Place  /  Antecedent

FTX’s Bahamas Headquarters Was the First Clue

Bankman-Fried is the latest in a long string of notorious characters who moved their business to the island nation.

In retrospect, Sam Bankman-Fried and his cryptocurrency gang gave investors ample reason to steer clear of FTX: misleading claims that investments were covered by the Federal Deposit Insurance Corp., too-cozy-for-comfort relations with government regulators and other problematic behavior.

But the biggest red flag may have been the first: the crypto exchange’s relocation to the Bahamas. For centuries, the island nation has been defined by its close ties to dodgy, even criminal finance. Far from being an anomaly, FTX was simply the latest in a long line of sketchy enterprises.

The outlaw status of the Bahamas dates back to the 17th century, when the islands became the most important base for piracy in the Caribbean. While the British eventually drove the pirates away, the colony never lost its reputation for lawlessness. 

After the British Empire abolished slavery in 1838, the local planter elite launched a new enterprise, salvaging ships that ran aground on the island. They lured ships to their doom through decoy lights and bribes paid to captains.
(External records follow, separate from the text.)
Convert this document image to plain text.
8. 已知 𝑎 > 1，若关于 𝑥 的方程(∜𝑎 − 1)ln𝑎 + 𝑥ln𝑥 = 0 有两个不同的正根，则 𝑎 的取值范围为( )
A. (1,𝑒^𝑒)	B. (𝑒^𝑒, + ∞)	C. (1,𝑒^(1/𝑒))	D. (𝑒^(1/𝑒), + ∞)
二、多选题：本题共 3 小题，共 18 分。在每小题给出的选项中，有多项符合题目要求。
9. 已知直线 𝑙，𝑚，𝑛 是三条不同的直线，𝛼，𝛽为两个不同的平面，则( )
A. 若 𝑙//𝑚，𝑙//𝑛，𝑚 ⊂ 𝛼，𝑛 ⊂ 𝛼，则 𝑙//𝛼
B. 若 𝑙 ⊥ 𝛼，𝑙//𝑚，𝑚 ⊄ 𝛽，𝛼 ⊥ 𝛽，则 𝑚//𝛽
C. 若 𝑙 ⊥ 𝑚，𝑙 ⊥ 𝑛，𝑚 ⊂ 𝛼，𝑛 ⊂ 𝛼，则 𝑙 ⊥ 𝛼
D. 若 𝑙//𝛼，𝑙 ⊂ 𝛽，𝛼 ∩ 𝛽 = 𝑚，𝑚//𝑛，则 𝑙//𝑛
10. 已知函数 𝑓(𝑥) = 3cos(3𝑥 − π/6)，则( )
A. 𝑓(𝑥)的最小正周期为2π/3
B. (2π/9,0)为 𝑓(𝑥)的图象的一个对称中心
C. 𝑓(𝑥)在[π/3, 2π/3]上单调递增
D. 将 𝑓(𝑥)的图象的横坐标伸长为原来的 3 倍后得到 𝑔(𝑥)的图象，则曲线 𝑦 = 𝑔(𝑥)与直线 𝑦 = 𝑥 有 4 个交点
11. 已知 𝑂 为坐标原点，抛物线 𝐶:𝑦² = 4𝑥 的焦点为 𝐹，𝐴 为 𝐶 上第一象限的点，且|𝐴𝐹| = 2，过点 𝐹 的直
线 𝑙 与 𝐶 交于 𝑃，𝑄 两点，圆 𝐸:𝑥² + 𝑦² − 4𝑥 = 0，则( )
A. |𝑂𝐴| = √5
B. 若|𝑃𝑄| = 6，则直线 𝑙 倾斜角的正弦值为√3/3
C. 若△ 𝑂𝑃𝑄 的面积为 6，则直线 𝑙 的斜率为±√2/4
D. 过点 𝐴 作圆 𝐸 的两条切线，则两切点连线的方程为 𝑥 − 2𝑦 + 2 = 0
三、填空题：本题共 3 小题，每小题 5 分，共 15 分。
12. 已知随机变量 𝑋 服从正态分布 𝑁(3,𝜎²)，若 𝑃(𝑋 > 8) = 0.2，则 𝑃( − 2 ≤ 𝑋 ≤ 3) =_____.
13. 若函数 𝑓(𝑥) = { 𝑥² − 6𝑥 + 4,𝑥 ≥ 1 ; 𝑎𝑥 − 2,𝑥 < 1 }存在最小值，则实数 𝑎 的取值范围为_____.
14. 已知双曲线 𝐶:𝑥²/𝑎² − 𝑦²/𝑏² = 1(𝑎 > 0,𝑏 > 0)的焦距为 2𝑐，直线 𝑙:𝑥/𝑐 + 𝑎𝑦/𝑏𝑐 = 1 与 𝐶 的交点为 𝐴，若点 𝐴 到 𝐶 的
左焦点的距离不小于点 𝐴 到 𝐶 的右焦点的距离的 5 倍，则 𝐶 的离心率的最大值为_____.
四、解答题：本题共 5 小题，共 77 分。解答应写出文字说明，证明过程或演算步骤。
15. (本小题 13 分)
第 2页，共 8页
Between 1858 and 1864 alone, 313 ships mysteriously ran aground on the Bahamas, their valuable cargos plundered.

During this same period, the Bahamas hosted blockade runners selling guns to the Confederacy. After the Civil War, the islands became a natural staging area for smugglers eager to dodge US tariffs. Then, during Prohibition, the islands became a staging area for bootleggers shipping rum to the US.

These illicit ventures gave rise to a ruling class of White merchants and property owners dubbed the “Bay Street Boys,” which one early assessment described as “the most reactionary group of businessmen in the colonial Caribbean.” This clique disenfranchised the Black inhabitants while exempting themselves from corporate and property taxes.

After the end of Prohibition in 1933, the Bay Street Boys developed a new racket, offering to help wealthy Americans evade the high taxes of Franklin D. Roosevelt’s New Deal. Typical of the new venture was the so-called Bahamas Insurance Company. It was, one witness later testified, “an insurance company which had no invested capital; which had no income; which had no assets; which [had] nothing; it was just a shell.”

Regardless, the new entity proved a most effective, altruistic undertaking. In a tongue-in-cheek account, the Christian Science Monitor described it as “giving first-aid treatment for Americans with uncomfortably high incomes.” The cure, which involved bogus interest deductions and fake loans, allowed taxpayers to reduce their liabilities to a pittance.

As tax historian Joseph Thorndike has noted, this was but one of many dodges peddled by the Bahamian elites at the time. The most successful and enduring was the personal holding company, which permitted tax-averse individuals to assign their income to an enterprise that was, in reality, nothing more than a name plate hung on a building owned by one of the Bay Street Boys.